It takes a very long time (20 minutes or more) to display the query results, even though the calculation itself is about only 200MB.
I guess the calculation itself is not heavy, but it may take time to display it because the output size is close to 1 milion records.
-Is there an upper limit to the output that can be displayed?
-Is there anything I can do to improve?
That’s the problem. 200mb isn’t much for a computer, but it’s a monster for a front-end web application to plot to SVG.
Aggregate your results in the query. Realistically, if you aggregated your data by a factor of 10 the plot would look identical anyway.
Thank you very much!
I finally understood where the problem was…
Do you mean I should only do aggregate and show aggregated result on web browser ?

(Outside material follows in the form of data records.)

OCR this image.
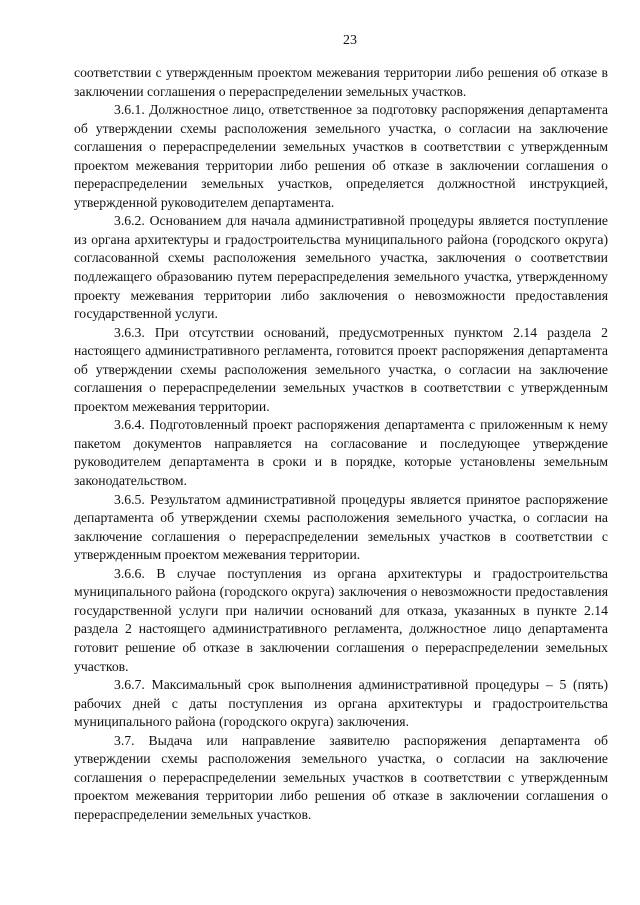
23

соответствии с утвержденным проектом межевания территории либо решения об отказе в заключении соглашения о перераспределении земельных участков.

3.6.1. Должностное лицо, ответственное за подготовку распоряжения департамента об утверждении схемы расположения земельного участка, о согласии на заключение соглашения о перераспределении земельных участков в соответствии с утвержденным проектом межевания территории либо решения об отказе в заключении соглашения о перераспределении земельных участков, определяется должностной инструкцией, утвержденной руководителем департамента.

3.6.2. Основанием для начала административной процедуры является поступление из органа архитектуры и градостроительства муниципального района (городского округа) согласованной схемы расположения земельного участка, заключения о соответствии подлежащего образованию путем перераспределения земельного участка, утвержденному проекту межевания территории либо заключения о невозможности предоставления государственной услуги.

3.6.3. При отсутствии оснований, предусмотренных пунктом 2.14 раздела 2 настоящего административного регламента, готовится проект распоряжения департамента об утверждении схемы расположения земельного участка, о согласии на заключение соглашения о перераспределении земельных участков в соответствии с утвержденным проектом межевания территории.

3.6.4. Подготовленный проект распоряжения департамента с приложенным к нему пакетом документов направляется на согласование и последующее утверждение руководителем департамента в сроки и в порядке, которые установлены земельным законодательством.

3.6.5. Результатом административной процедуры является принятое распоряжение департамента об утверждении схемы расположения земельного участка, о согласии на заключение соглашения о перераспределении земельных участков в соответствии с утвержденным проектом межевания территории.

3.6.6. В случае поступления из органа архитектуры и градостроительства муниципального района (городского округа) заключения о невозможности предоставления государственной услуги при наличии оснований для отказа, указанных в пункте 2.14 раздела 2 настоящего административного регламента, должностное лицо департамента готовит решение об отказе в заключении соглашения о перераспределении земельных участков.

3.6.7. Максимальный срок выполнения административной процедуры – 5 (пять) рабочих дней с даты поступления из органа архитектуры и градостроительства муниципального района (городского округа) заключения.

3.7. Выдача или направление заявителю распоряжения департамента об утверждении схемы расположения земельного участка, о согласии на заключение соглашения о перераспределении земельных участков в соответствии с утвержденным проектом межевания территории либо решения об отказе в заключении соглашения о перераспределении земельных участков.
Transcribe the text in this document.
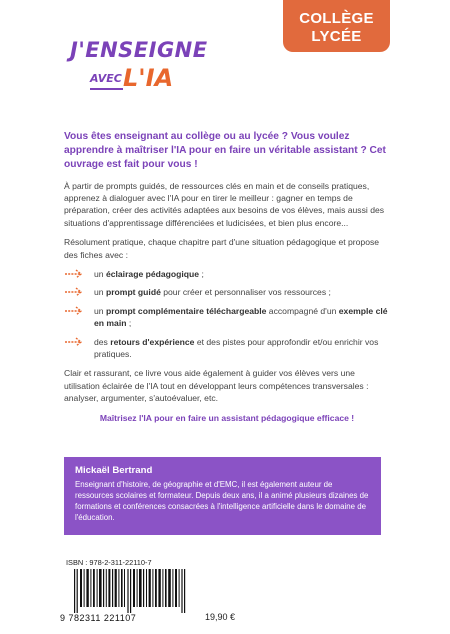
J'ENSEIGNE
AVEC L'IA
COLLÈGE
LYCÉE

Vous êtes enseignant au collège ou au lycée ? Vous voulez apprendre à maîtriser l'IA pour en faire un véritable assistant ? Cet ouvrage est fait pour vous !

À partir de prompts guidés, de ressources clés en main et de conseils pratiques, apprenez à dialoguer avec l'IA pour en tirer le meilleur : gagner en temps de préparation, créer des activités adaptées aux besoins de vos élèves, mais aussi des situations d'apprentissage différenciées et ludicisées, et bien plus encore...

Résolument pratique, chaque chapitre part d'une situation pédagogique et propose des fiches avec :

un éclairage pédagogique ;
un prompt guidé pour créer et personnaliser vos ressources ;
un prompt complémentaire téléchargeable accompagné d'un exemple clé en main ;
des retours d'expérience et des pistes pour approfondir et/ou enrichir vos pratiques.

Clair et rassurant, ce livre vous aide également à guider vos élèves vers une utilisation éclairée de l'IA tout en développant leurs compétences transversales : analyser, argumenter, s'autoévaluer, etc.

Maîtrisez l'IA pour en faire un assistant pédagogique efficace !

Mickaël Bertrand
Enseignant d'histoire, de géographie et d'EMC, il est également auteur de ressources scolaires et formateur. Depuis deux ans, il a animé plusieurs dizaines de formations et conférences consacrées à l'intelligence artificielle dans le domaine de l'éducation.
ISBN : 978-2-311-22110-7
9 782311 221107	19,90 €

But sometimes I have to get result as table (more than 1 milion records) , and call the table as QueryResults from other query.
ex: from aggregate queryC calls table queryA&queryB.
Then, the queriesA&B on the called side aren’t updated automatically, when I run queryC, they don’t run at the sametime. I cant get up to date result.
The problem is I have to run queriesA&B at first to get queryC’s aggregated result. (This process include showing queriesA&B’s big table result on web browser…)
Where should I devise or improve in these process?
I see. What you’re describing is an ETL situation. You can use QRDS for this within Redash. But if you have that much data you would be better served with a proper ETL solution, and then pointing Redash at that.
The Query Results Data Source is not intended for joining millions of records from different sources. And now you can see why: it doesn’t perform well in the front-end.
Thank you very much! I understood.
You mean we have to go through ETL between Bigquery and Redash.
Are there any commoly used ETL or recommended ELT?
Wait, is all the data already in BigQuery? If so, why not aggregate it in BigQuery rather than with QRDS?
Or is some of the data housed elsewhere?
Thank you for your pointing out.
I may understand what is the correct process little by little…
We should make new dataset dedicated to aggregation, and make aggregation tables in this dataset, then, connect this new dataset to Redash. Right?
We don’t have any data other than Bigquery.
I thought it was necessary to use ETL like Dataflow, but apparently it’s not necessary.
Exactly. You just want to use the right tool for the job. Redash can combine small data sets. But if all the data is already in BQ then it makes most sense to leverage that power.